I, too, was skeptical of Ben-Menashe's claims about Gates. But I later learned from Gates's CIA co-workers that his duties as a Soviet analyst involved Moscow's policies toward the Middle East, offering a plausible reason for Gates to have spent time meeting intelligence officials in Israel.

It also struck me as odd that Ben-Menashe would have dredged up Gates's name during interviews with me and other journalists in 1990 because by then Gates had slipped back into relative obscurity as a deputy director at Bush-41's National Security Council staff. If the Israeli had wanted to puff himself up about knowing someone important in the U.S. government, why pick Gates?

Tripping Up a Source

My trying to disprove Ben-Menashe's claims about Gates - and thus punch a major hole in the Israeli's credibility - became a regular feature in my periodic contacts with Ben-Menashe.

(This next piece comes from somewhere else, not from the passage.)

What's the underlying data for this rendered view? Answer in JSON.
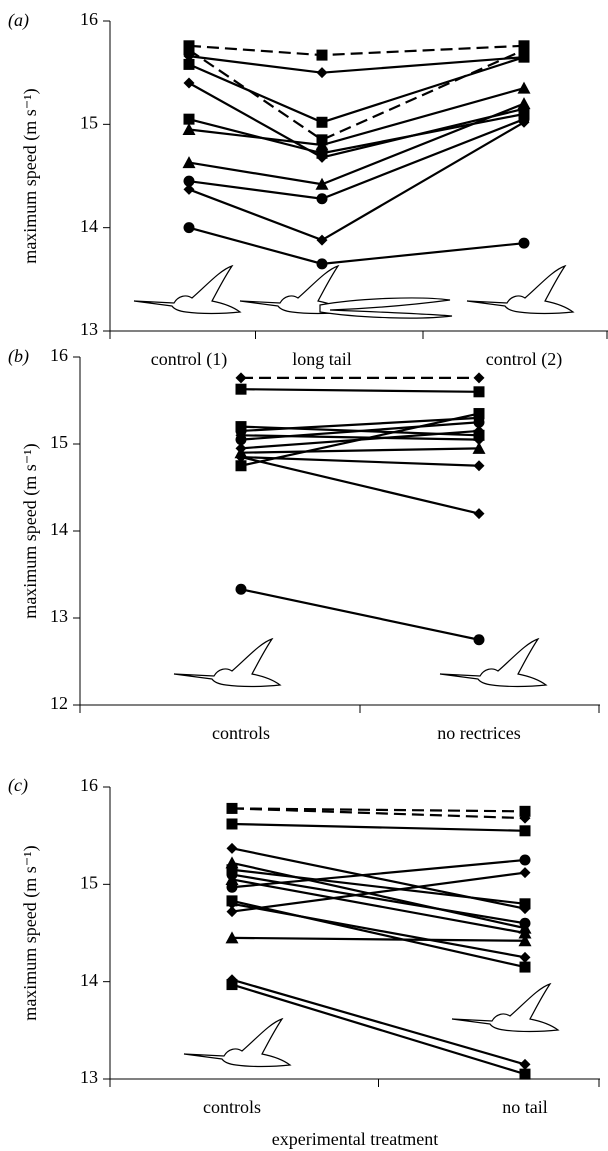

Once when I met Ben-Menashe's aging mother during a visit to the United States, I popped a question about whether she recalled making meals for Robert Gates. Her eyes immediately brightened and she responded in the affirmative. "Yes, Bobby Gates," she said.

I thought I had Ben-Menashe tripped up another time after he insisted he had met with Gates in April 1989 during a trip to Paramus, New Jersey. I even pinned the time down, to the afternoon of April 20, 1989 because Ben-Menashe had been under Customs surveillance that morning.